Read options

Multi-cluster reads

By default, the computation process accesses data on the cluster that provides the computational resources (when running directly or when using a standalone cluster). SPYT runs its own RPC proxies to offload shared cluster proxies.

Version 2.2.0 introduced the option to read data from different YTsaurus clusters. To do this, you must explicitly indicate the cluster address in the table path.

spark.read.yt('<cluster="localhost:8000">//home/table').show() # Table on cluster localhost:8000

spark.read.yt('//home/table').show() # Table on home cluster

Note

Data is read from other YTsaurus clusters through shared proxies, which may put a heavy strain on them when the volume of data is high.

schema_hint

Hard-coded column type. Useful when a column is of type any (a composite data type serialized as yson).
The value will be deserialized as the specified type.

Python example:

spark.read.schema_hint({"value": MapType(StringType(), LongType())}).yt("//sys/spark/examples/example_yson")

Scala example:

df.write
    .schemaHint(Map("a" ->
        YtLogicalType.VariantOverTuple(Seq(
          (YtLogicalType.String, Metadata.empty), (YtLogicalType.Double, Metadata.empty)))))
    .yt(tmpPath)

transaction

Reading from a transaction. For more details, see Reading and writing within a transaction.

Scala example:

val transaction = YtWrapper.createTransaction(None, 10 minute)
df.write.transaction(transaction.getId.toString).yt(tmpPath)
transaction.commit().get(10, TimeUnit.SECONDS)

Schema v3

Read tables with schema in type_v3 instead of type_v1. It can be enabled in Spark configuration or write option.

Python example:

spark.read.option("parsing_type_v3", "true").yt("//sys/spark/examples/example_yson")

readParallelism

Setting the target number of partitions when reading a table. Determines the maximum partition size as totalBytes / readParallelism, thereby setting the number of Spark tasks during reading.

Python example:

spark.read.option("readParallelism", "5").yt("//home/table")

recursiveFileLookup

This option controls how the file structure is traversed when reading data. It determines whether the system should recursively descend into nested directories.

The option can take the following values:

  • true: The system recursively traverses all subdirectories starting from the specified point and finds all files in the tree.
  • false: The system does not descend recursively into subdirectories and reads only the files in the specified directory.
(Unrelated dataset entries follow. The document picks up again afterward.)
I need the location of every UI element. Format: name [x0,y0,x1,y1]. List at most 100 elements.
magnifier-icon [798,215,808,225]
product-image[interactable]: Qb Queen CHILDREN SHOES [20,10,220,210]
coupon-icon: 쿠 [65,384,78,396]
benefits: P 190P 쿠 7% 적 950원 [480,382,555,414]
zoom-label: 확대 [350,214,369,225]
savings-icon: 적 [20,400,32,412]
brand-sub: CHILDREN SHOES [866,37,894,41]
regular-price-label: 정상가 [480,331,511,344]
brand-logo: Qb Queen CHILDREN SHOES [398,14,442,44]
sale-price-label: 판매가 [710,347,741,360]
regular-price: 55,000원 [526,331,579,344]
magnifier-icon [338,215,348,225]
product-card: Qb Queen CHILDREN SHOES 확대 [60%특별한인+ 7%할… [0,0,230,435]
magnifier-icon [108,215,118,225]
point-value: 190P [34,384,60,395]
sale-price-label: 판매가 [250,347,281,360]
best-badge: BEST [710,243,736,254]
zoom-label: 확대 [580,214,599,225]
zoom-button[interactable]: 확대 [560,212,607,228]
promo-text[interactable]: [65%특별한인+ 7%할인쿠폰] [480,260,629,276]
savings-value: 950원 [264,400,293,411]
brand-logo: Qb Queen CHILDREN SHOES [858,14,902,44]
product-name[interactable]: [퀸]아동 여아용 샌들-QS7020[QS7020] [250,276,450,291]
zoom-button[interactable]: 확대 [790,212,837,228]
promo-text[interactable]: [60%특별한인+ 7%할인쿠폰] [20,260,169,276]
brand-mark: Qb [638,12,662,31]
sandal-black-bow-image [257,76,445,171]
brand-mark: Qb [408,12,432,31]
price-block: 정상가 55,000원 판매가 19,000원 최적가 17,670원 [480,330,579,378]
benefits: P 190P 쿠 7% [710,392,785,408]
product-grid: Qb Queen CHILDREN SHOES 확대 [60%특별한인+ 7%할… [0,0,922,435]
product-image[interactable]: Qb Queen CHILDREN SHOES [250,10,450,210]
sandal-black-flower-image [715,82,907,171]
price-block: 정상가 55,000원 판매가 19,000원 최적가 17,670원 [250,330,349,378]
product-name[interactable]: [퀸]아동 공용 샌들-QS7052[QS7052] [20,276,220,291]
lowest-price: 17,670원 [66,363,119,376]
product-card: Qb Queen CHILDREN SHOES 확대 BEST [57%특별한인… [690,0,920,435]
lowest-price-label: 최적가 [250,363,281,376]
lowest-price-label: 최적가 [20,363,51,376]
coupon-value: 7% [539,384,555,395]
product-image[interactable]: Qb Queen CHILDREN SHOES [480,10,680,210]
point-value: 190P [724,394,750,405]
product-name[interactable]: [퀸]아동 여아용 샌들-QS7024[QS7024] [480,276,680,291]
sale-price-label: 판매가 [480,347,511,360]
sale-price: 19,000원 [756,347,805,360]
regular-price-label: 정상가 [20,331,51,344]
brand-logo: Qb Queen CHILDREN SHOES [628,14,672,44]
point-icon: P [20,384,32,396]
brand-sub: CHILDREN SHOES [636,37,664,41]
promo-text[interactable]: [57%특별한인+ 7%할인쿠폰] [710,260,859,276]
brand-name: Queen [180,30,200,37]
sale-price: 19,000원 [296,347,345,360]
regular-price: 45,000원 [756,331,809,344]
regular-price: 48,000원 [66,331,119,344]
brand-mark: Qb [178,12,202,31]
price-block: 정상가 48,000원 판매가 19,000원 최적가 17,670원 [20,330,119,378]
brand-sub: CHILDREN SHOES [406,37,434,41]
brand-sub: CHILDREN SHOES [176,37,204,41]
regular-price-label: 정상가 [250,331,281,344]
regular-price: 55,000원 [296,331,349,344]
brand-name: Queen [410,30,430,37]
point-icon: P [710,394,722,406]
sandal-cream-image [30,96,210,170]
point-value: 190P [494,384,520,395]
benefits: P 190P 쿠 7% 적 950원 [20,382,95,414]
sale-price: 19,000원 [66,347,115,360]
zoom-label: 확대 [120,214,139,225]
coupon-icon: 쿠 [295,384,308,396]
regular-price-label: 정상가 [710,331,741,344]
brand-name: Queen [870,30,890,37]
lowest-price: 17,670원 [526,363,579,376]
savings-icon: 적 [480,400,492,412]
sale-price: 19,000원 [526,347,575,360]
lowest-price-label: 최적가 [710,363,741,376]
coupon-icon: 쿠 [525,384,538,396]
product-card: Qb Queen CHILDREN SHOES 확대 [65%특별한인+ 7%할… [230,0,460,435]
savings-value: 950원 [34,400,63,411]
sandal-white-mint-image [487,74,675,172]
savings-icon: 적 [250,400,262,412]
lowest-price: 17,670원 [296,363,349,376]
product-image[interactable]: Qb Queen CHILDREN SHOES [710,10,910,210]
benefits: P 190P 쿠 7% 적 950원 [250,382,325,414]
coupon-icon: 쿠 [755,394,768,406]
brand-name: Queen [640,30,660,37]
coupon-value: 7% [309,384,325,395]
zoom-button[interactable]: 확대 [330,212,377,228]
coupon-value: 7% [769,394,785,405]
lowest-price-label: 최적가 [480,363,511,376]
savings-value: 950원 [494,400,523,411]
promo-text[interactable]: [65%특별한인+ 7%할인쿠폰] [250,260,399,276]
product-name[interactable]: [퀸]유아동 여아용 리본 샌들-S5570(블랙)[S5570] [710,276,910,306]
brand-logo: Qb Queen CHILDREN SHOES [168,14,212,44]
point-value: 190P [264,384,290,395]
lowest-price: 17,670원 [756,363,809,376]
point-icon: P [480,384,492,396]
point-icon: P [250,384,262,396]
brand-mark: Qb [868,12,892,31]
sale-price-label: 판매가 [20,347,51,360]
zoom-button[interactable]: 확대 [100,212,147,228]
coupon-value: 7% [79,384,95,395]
In Apache Spark, when reading data from HDFS and S3, the recursiveFileLookup option is false by default. In SPYT, the default value is set to true. This ensures consistency with the behavior of YQL and CHYT.

If you're reading data with Hive‑compatible directory partitioning in Cypress, set the option to false. In this case, it's sufficient to process only the top-level files, and recursive traversal isn't required.

For example, for this directory structure:

home
├── table
│   ├── dt=2026-01-01
│   ├── dt=2026-01-02
│   ├── dt=2026-01-03
│   └── dt=2026-01-04
│   ...

Python code example:

df = spark.read.option("recursiveFileLookup", "false").yt("//home/table")
df.printSchema()
...
root
 |-- id: long (nullable = false)
 |-- value: long (nullable = false)
 ...
 |-- dt: string (nullable = false)